On 07/02/2012 12:31 AM, Michael Hudson-Doyle wrote:
Multi-machine code
This is easy IMHO: all machines should have the same code installed. With the appropriate ssh keys scattered around, it should be easy to write a fabric job or just plain bash script to run ldt update on each machine.
+1
Multi-machine data
Accessing postgres from another machine is a solved problem, to put it mildly :-)
I don't have a good idea on how to access media files across the network. In an ideal world, we would have a Django storage backend that talked to something like http://ceph.com/ceph-storage/object-storage/ or http://hadoop.apache.org/hdfs/ -- we don't need anything like full file system semantics -- but for now, maybe just mounting the media files over NFS might be the quickest way to get things going.
This feels like the messiest part of the problem to me. I keep trying to think of how we can avoid solving it, but if our fastmodel dispatcher conversation is any indicator - we'll have to use some hacks to work around things until its solved.

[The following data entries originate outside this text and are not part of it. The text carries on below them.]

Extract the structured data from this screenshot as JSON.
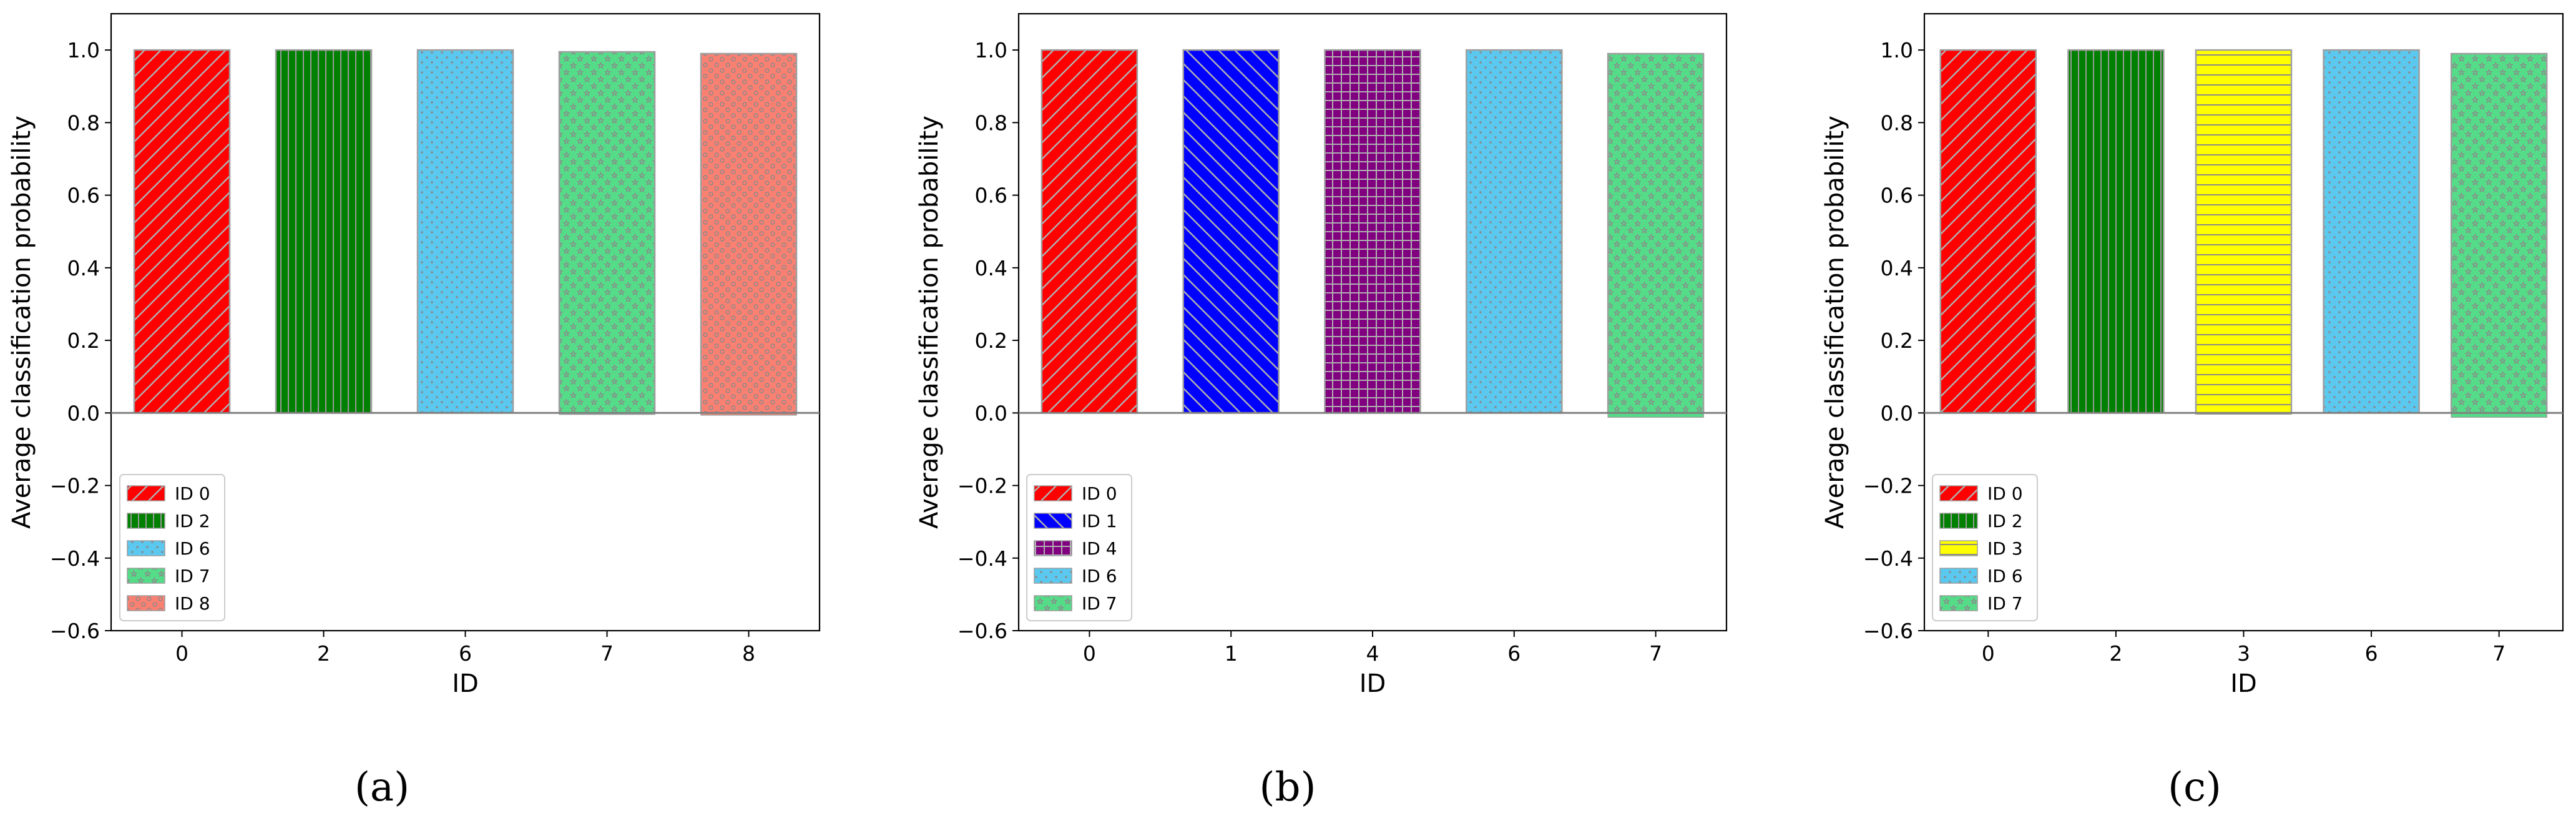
{
  "chart_data": [
    {
      "type": "bar",
      "panel_label": "(a)",
      "categories": [
        "0",
        "2",
        "6",
        "7",
        "8"
      ],
      "legend_labels": [
        "ID 0",
        "ID 2",
        "ID 6",
        "ID 7",
        "ID 8"
      ],
      "values": [
        1.0,
        1.0,
        1.0,
        0.995,
        0.99
      ],
      "negative_values": [
        0,
        0,
        0,
        -0.004,
        -0.006
      ],
      "colors": [
        "#ff0000",
        "#008000",
        "#5bc8ef",
        "#55dc88",
        "#fa8072"
      ],
      "patterns": [
        "diag-fwd",
        "vertical",
        "dots",
        "stars",
        "circles"
      ],
      "xlabel": "ID",
      "ylabel": "Average classification probability",
      "ylim": [
        -0.6,
        1.1
      ],
      "yticks": [
        "1.0",
        "0.8",
        "0.6",
        "0.4",
        "0.2",
        "0.0",
        "−0.2",
        "−0.4",
        "−0.6"
      ],
      "legend_position": "lower-left",
      "grid": false
    },
    {
      "type": "bar",
      "panel_label": "(b)",
      "categories": [
        "0",
        "1",
        "4",
        "6",
        "7"
      ],
      "legend_labels": [
        "ID 0",
        "ID 1",
        "ID 4",
        "ID 6",
        "ID 7"
      ],
      "values": [
        1.0,
        1.0,
        1.0,
        1.0,
        0.99
      ],
      "negative_values": [
        0,
        0,
        0,
        0,
        -0.012
      ],
      "colors": [
        "#ff0000",
        "#0000ff",
        "#800080",
        "#5bc8ef",
        "#55dc88"
      ],
      "patterns": [
        "diag-fwd",
        "diag-back",
        "grid",
        "dots",
        "stars"
      ],
      "xlabel": "ID",
      "ylabel": "Average classification probability",
      "ylim": [
        -0.6,
        1.1
      ],
      "yticks": [
        "1.0",
        "0.8",
        "0.6",
        "0.4",
        "0.2",
        "0.0",
        "−0.2",
        "−0.4",
        "−0.6"
      ],
      "legend_position": "lower-left",
      "grid": false
    },
    {
      "type": "bar",
      "panel_label": "(c)",
      "categories": [
        "0",
        "2",
        "3",
        "6",
        "7"
      ],
      "legend_labels": [
        "ID 0",
        "ID 2",
        "ID 3",
        "ID 6",
        "ID 7"
      ],
      "values": [
        1.0,
        1.0,
        1.0,
        1.0,
        0.99
      ],
      "negative_values": [
        0,
        0,
        -0.002,
        0,
        -0.012
      ],
      "colors": [
        "#ff0000",
        "#008000",
        "#ffff00",
        "#5bc8ef",
        "#55dc88"
      ],
      "patterns": [
        "diag-fwd",
        "vertical",
        "horizontal",
        "dots",
        "stars"
      ],
      "xlabel": "ID",
      "ylabel": "Average classification probability",
      "ylim": [
        -0.6,
        1.1
      ],
      "yticks": [
        "1.0",
        "0.8",
        "0.6",
        "0.4",
        "0.2",
        "0.0",
        "−0.2",
        "−0.4",
        "−0.6"
      ],
      "legend_position": "lower-left",
      "grid": false
    }
  ]
}
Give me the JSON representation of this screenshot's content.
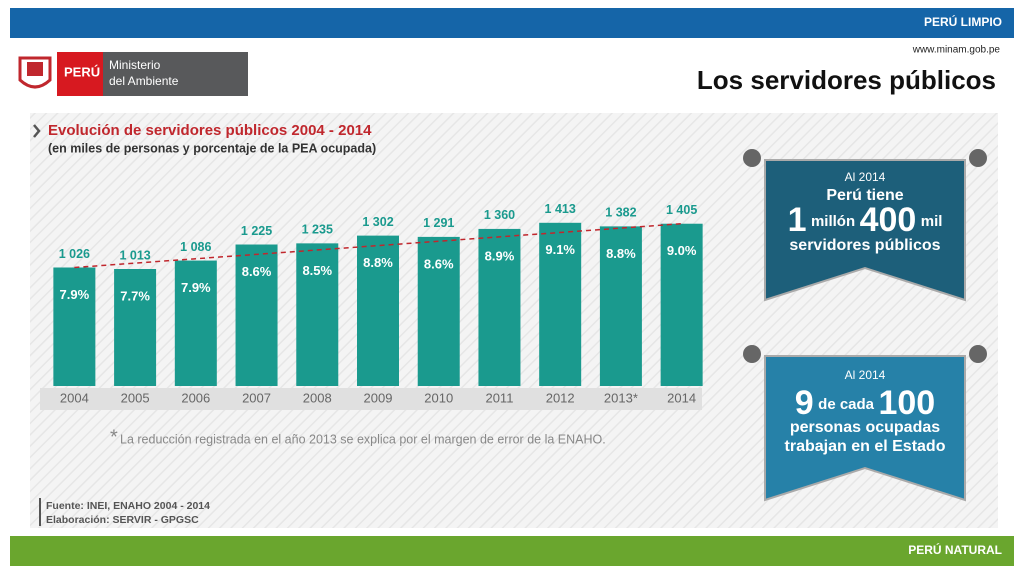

Multi-machine configuration
I think by and large the configuration of each instance should be the same. This means we need a mechanism to distribute changes to the instances. One way would be to store the configuration in a branch, and have ldt update upgrade this branch too (I think it would even be fairly easy to have multiple copies of the configuration on disk, similar to the way we have multiple copies of the buildouts, and have each buildout point to a specific revision of the config).
We could also have the revision of the config branch to use be specified in the lava-manifest branch but that doesn't sound friendly to third party deployments -- I think the config branch should be specified as a parameter of the instance set and updating an instance set should update each instance to the latest version of the config branch. This will require a certain discipline in making changes to the branch!
A thought: what if the "master" server had some sort of API where it listed what code/config level it was at. Then the worker nodes could periodically pull from that and update themselves as needed? This might make upgrades easier. However, maybe this is the wrong idea and we should get to a point where puppet can handle this.
Setup issues
There will be a requirement to make sure ssh keys etc are set up on the various machines involved. Ideally this would be done via puppet but for now I think we can just do it by hand...
yeah- we are only scaling to like 2 nodes, but puppet does seem like the most sane way to manage this long term.